Hormis ce cas d’usage logistique, l’autre sujet important qui va faire exploser le quantique, c’est la création de molécules. Les essais cliniques en biochimie sont très longs et peuvent être réduits grâce à la simulation de théorèmes quantiques. En bref, tout ce qui nécessite du calcul sera optimisé : de la création de batteries à la fabrication d’engrais en passant par la cybersécurité et la finance.

Que pensez-vous des “Plan Quantique” et “Plan Deeptech” du Gouvernement ? Sont-ils suffisants pour que la France reste souveraine sur le quantique ?

Laurent Guiraud. Nous sommes dans l’urgence car le quantique va être une révolution majeure. Il faut une volonté politique forte pour investir massivement car le système français est très centralisé. Les mécanismes de recherche de fonds étant encore trop lourds administrativement. Un moment il faudra prendre ce risque car nous sommes face à des acteurs qui ne rechignent pas à le faire. 

Ce n’est pas une bataille perdue d’avance pour autant… Mettons l’argent car en réalité la souveraineté s’achète. Il faut mettre les moyens et encourager les start-up comme la nôtre. Si nous le faisons « à la française », avec encore une fois cette culture de l’échec, nous n’y arriverons pas. 

J’aime beaucoup faire le lien avec la théorie du chaos sur ce sujet : nous devons créer du chaos, mettre les moyens pour que l’innovation fuse et cela permettra ensuite à des attracteurs de se regrouper sur plusieurs thèmes au-delà de la cible initiale. Soyons divers et lançons-nous sans compter, comme dans l’approche américaine.

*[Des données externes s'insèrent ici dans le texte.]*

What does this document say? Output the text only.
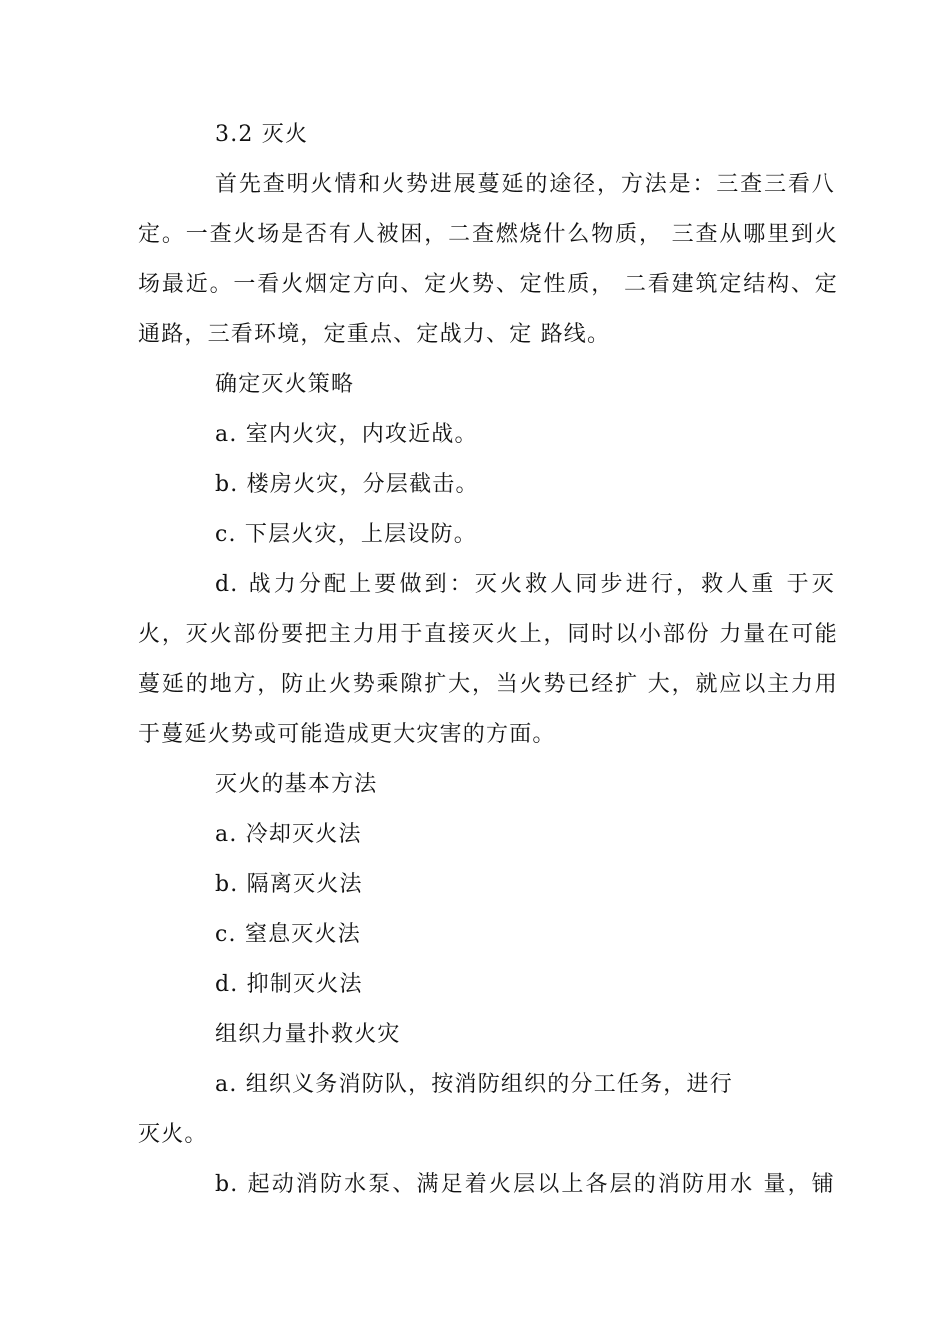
3.2 灭火
首先查明火情和火势进展蔓延的途径，方法是：三查三看八
定。一查火场是否有人被困，二查燃烧什么物质， 三查从哪里到火
场最近。一看火烟定方向、定火势、定性质， 二看建筑定结构、定
通路，三看环境，定重点、定战力、定 路线。
确定灭火策略
a. 室内火灾，内攻近战。
b. 楼房火灾，分层截击。
c. 下层火灾，上层设防。
d. 战力分配上要做到：灭火救人同步进行，救人重 于灭
火，灭火部份要把主力用于直接灭火上，同时以小部份 力量在可能
蔓延的地方，防止火势乘隙扩大，当火势已经扩 大，就应以主力用
于蔓延火势或可能造成更大灾害的方面。
灭火的基本方法
a. 冷却灭火法
b. 隔离灭火法
c. 窒息灭火法
d. 抑制灭火法
组织力量扑救火灾
a. 组织义务消防队，按消防组织的分工任务，进行
灭火。
b. 起动消防水泵、满足着火层以上各层的消防用水 量，铺
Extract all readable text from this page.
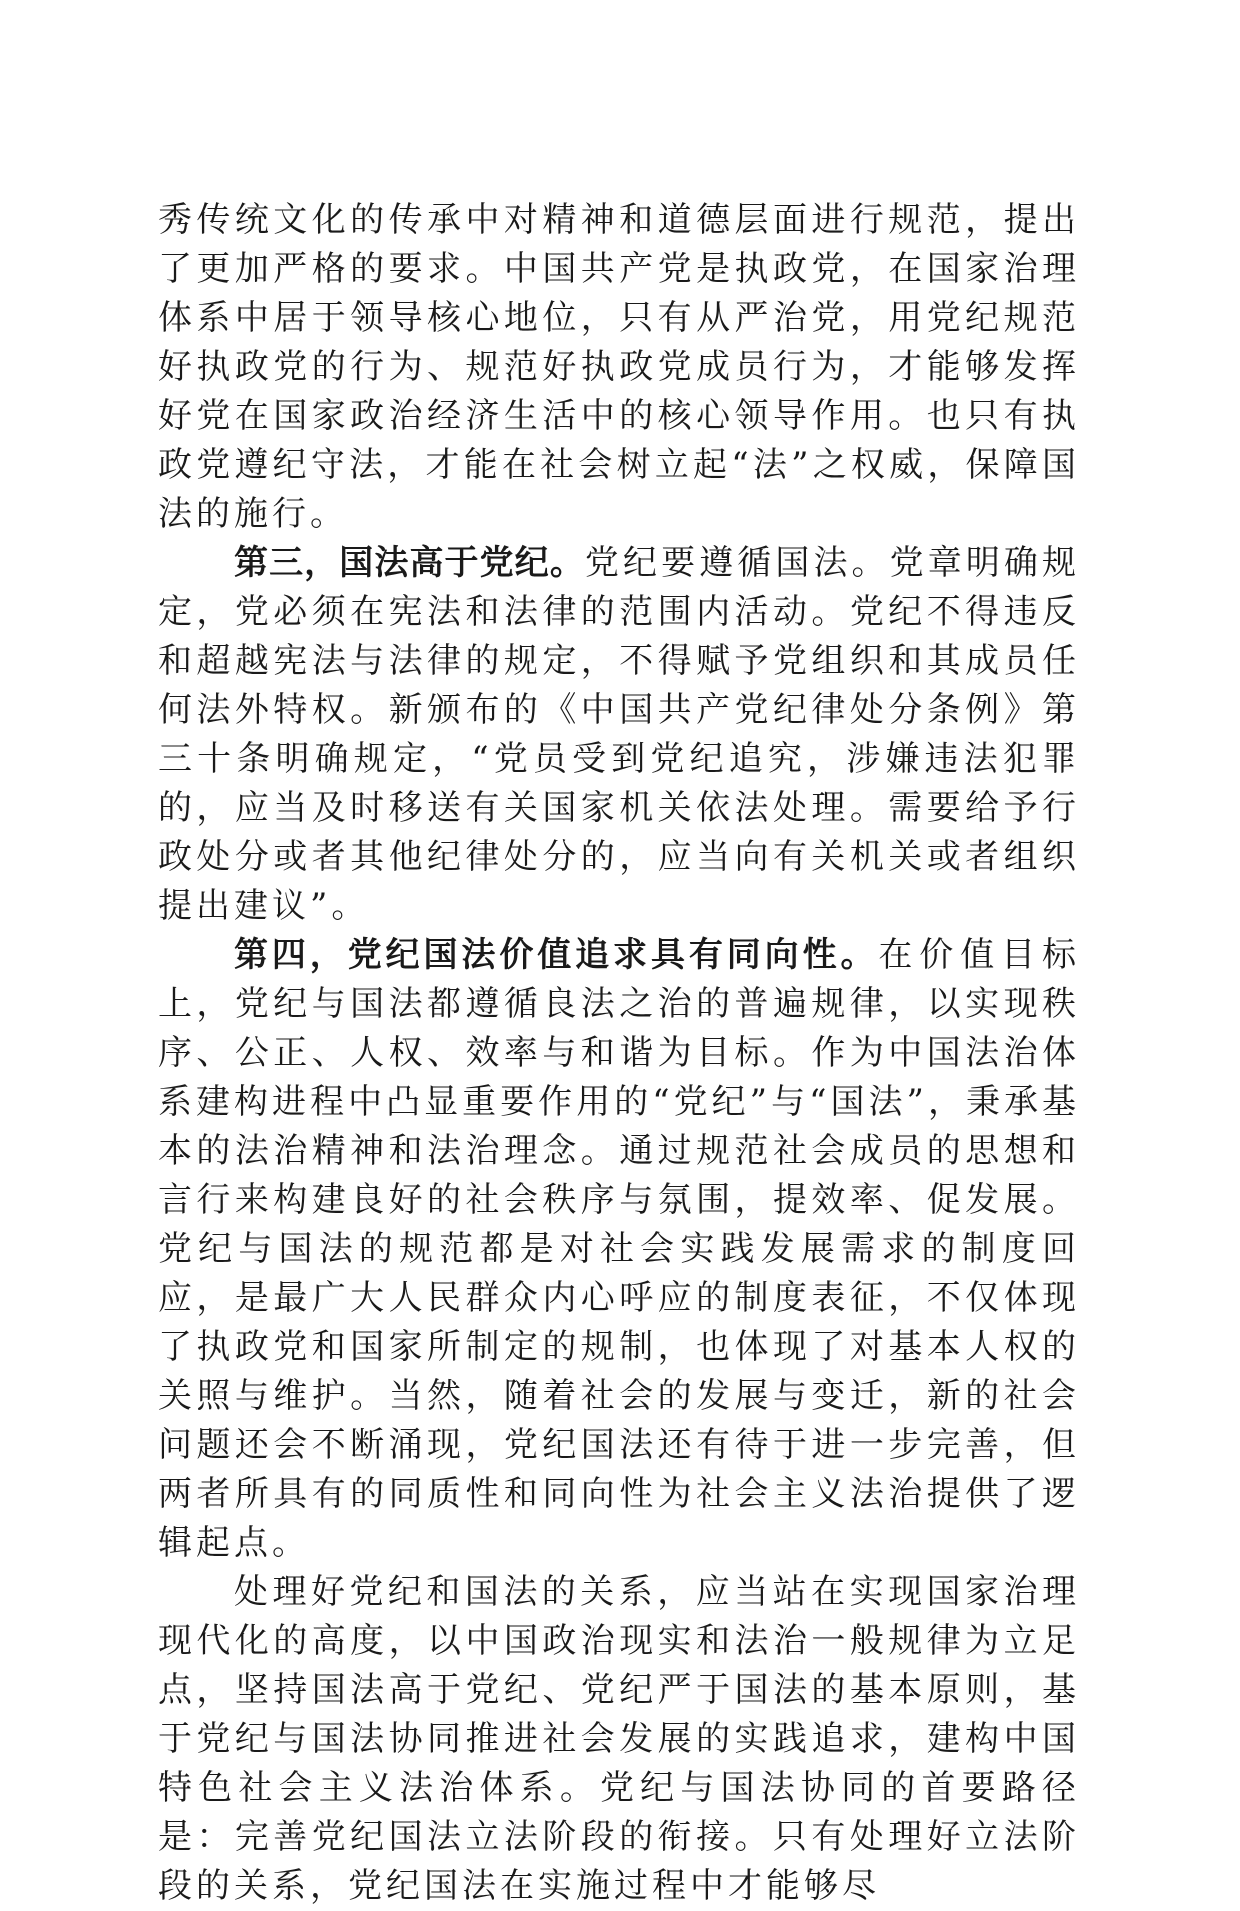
秀传统文化的传承中对精神和道德层面进行规范，提出了更加严格的要求。中国共产党是执政党，在国家治理体系中居于领导核心地位，只有从严治党，用党纪规范好执政党的行为、规范好执政党成员行为，才能够发挥好党在国家政治经济生活中的核心领导作用。也只有执政党遵纪守法，才能在社会树立起“法”之权威，保障国法的施行。

第三，国法高于党纪。党纪要遵循国法。党章明确规定，党必须在宪法和法律的范围内活动。党纪不得违反和超越宪法与法律的规定，不得赋予党组织和其成员任何法外特权。新颁布的《中国共产党纪律处分条例》第三十条明确规定，“党员受到党纪追究，涉嫌违法犯罪的，应当及时移送有关国家机关依法处理。需要给予行政处分或者其他纪律处分的，应当向有关机关或者组织提出建议”。

第四，党纪国法价值追求具有同向性。在价值目标上，党纪与国法都遵循良法之治的普遍规律，以实现秩序、公正、人权、效率与和谐为目标。作为中国法治体系建构进程中凸显重要作用的“党纪”与“国法”，秉承基本的法治精神和法治理念。通过规范社会成员的思想和言行来构建良好的社会秩序与氛围，提效率、促发展。党纪与国法的规范都是对社会实践发展需求的制度回应，是最广大人民群众内心呼应的制度表征，不仅体现了执政党和国家所制定的规制，也体现了对基本人权的关照与维护。当然，随着社会的发展与变迁，新的社会问题还会不断涌现，党纪国法还有待于进一步完善，但两者所具有的同质性和同向性为社会主义法治提供了逻辑起点。

处理好党纪和国法的关系，应当站在实现国家治理现代化的高度，以中国政治现实和法治一般规律为立足点，坚持国法高于党纪、党纪严于国法的基本原则，基于党纪与国法协同推进社会发展的实践追求，建构中国特色社会主义法治体系。党纪与国法协同的首要路径是：完善党纪国法立法阶段的衔接。只有处理好立法阶段的关系，党纪国法在实施过程中才能够尽
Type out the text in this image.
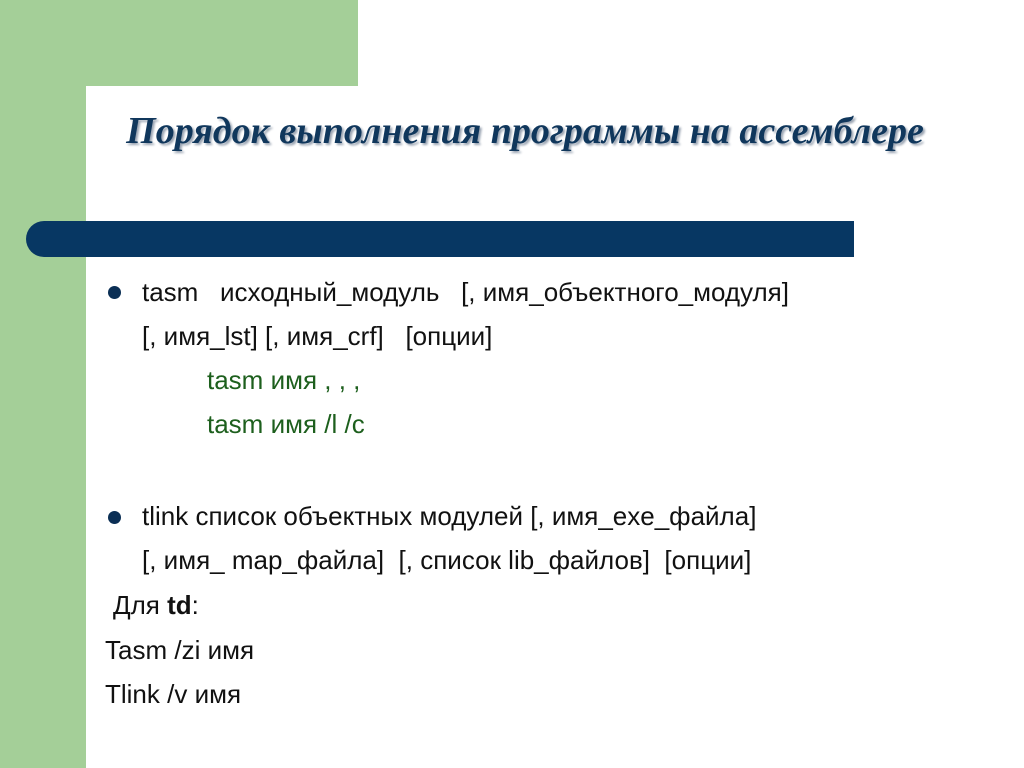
Порядок выполнения программы на ассемблере
tasm   исходный_модуль   [, имя_объектного_модуля]
[, имя_lst] [, имя_crf]   [опции]
tasm имя , , ,
tasm имя /l /c
tlink список объектных модулей [, имя_exe_файла]
[, имя_ map_файла]  [, список lib_файлов]  [опции]
Для td:
Tasm /zi имя
Tlink /v имя
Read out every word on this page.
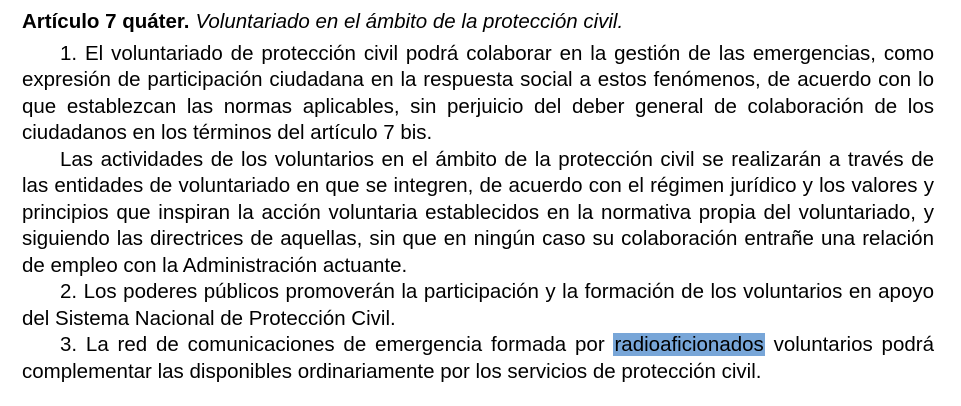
Artículo 7 quáter. Voluntariado en el ámbito de la protección civil.

1. El voluntariado de protección civil podrá colaborar en la gestión de las emergencias, como expresión de participación ciudadana en la respuesta social a estos fenómenos, de acuerdo con lo que establezcan las normas aplicables, sin perjuicio del deber general de colaboración de los ciudadanos en los términos del artículo 7 bis.

Las actividades de los voluntarios en el ámbito de la protección civil se realizarán a través de las entidades de voluntariado en que se integren, de acuerdo con el régimen jurídico y los valores y principios que inspiran la acción voluntaria establecidos en la normativa propia del voluntariado, y siguiendo las directrices de aquellas, sin que en ningún caso su colaboración entrañe una relación de empleo con la Administración actuante.

2. Los poderes públicos promoverán la participación y la formación de los voluntarios en apoyo del Sistema Nacional de Protección Civil.

3. La red de comunicaciones de emergencia formada por radioaficionados voluntarios podrá complementar las disponibles ordinariamente por los servicios de protección civil.
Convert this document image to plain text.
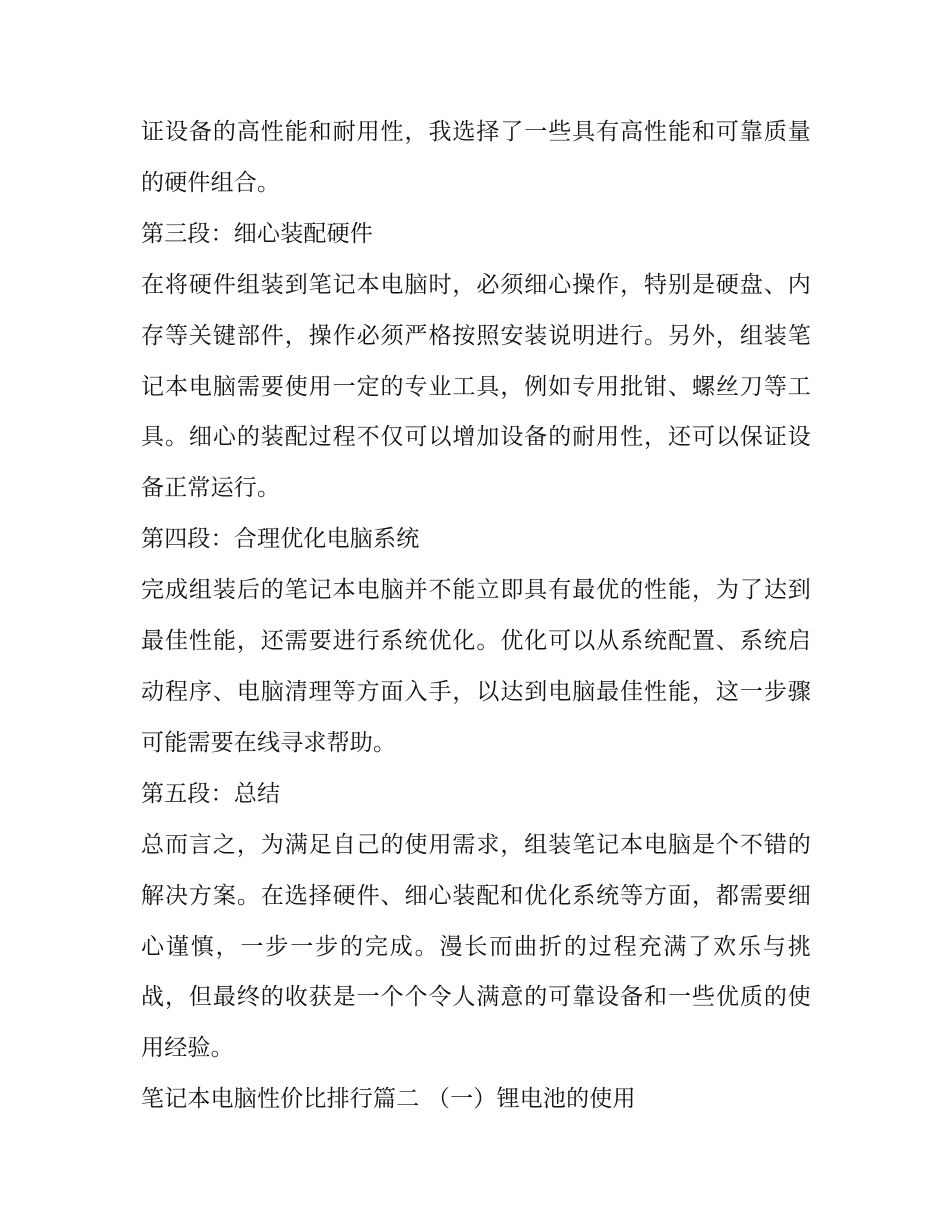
证设备的高性能和耐用性，我选择了一些具有高性能和可靠质量的硬件组合。

第三段：细心装配硬件

在将硬件组装到笔记本电脑时，必须细心操作，特别是硬盘、内存等关键部件，操作必须严格按照安装说明进行。另外，组装笔记本电脑需要使用一定的专业工具，例如专用批钳、螺丝刀等工具。细心的装配过程不仅可以增加设备的耐用性，还可以保证设备正常运行。

第四段：合理优化电脑系统

完成组装后的笔记本电脑并不能立即具有最优的性能，为了达到最佳性能，还需要进行系统优化。优化可以从系统配置、系统启动程序、电脑清理等方面入手，以达到电脑最佳性能，这一步骤可能需要在线寻求帮助。

第五段：总结

总而言之，为满足自己的使用需求，组装笔记本电脑是个不错的解决方案。在选择硬件、细心装配和优化系统等方面，都需要细心谨慎，一步一步的完成。漫长而曲折的过程充满了欢乐与挑战，但最终的收获是一个个令人满意的可靠设备和一些优质的使用经验。

笔记本电脑性价比排行篇二 （一）锂电池的使用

C’est dans cette optique aussi qu’il faut mieux sensibiliser à l’entrepreneuriat dans le monde de la recherche, et au tout-début du cursus universitaire. Il est en réalité encore trop difficile pour un jeune chercheur qui sort de dix ans d’études de prendre des risques dans l’aventure entrepreneuriale.


*Le « bruit » étant la probabilité que des erreurs affectent le résultat d’un processus, c’est un des principaux freins à la fiabilité des calculs opérés par un ordinateur quantique.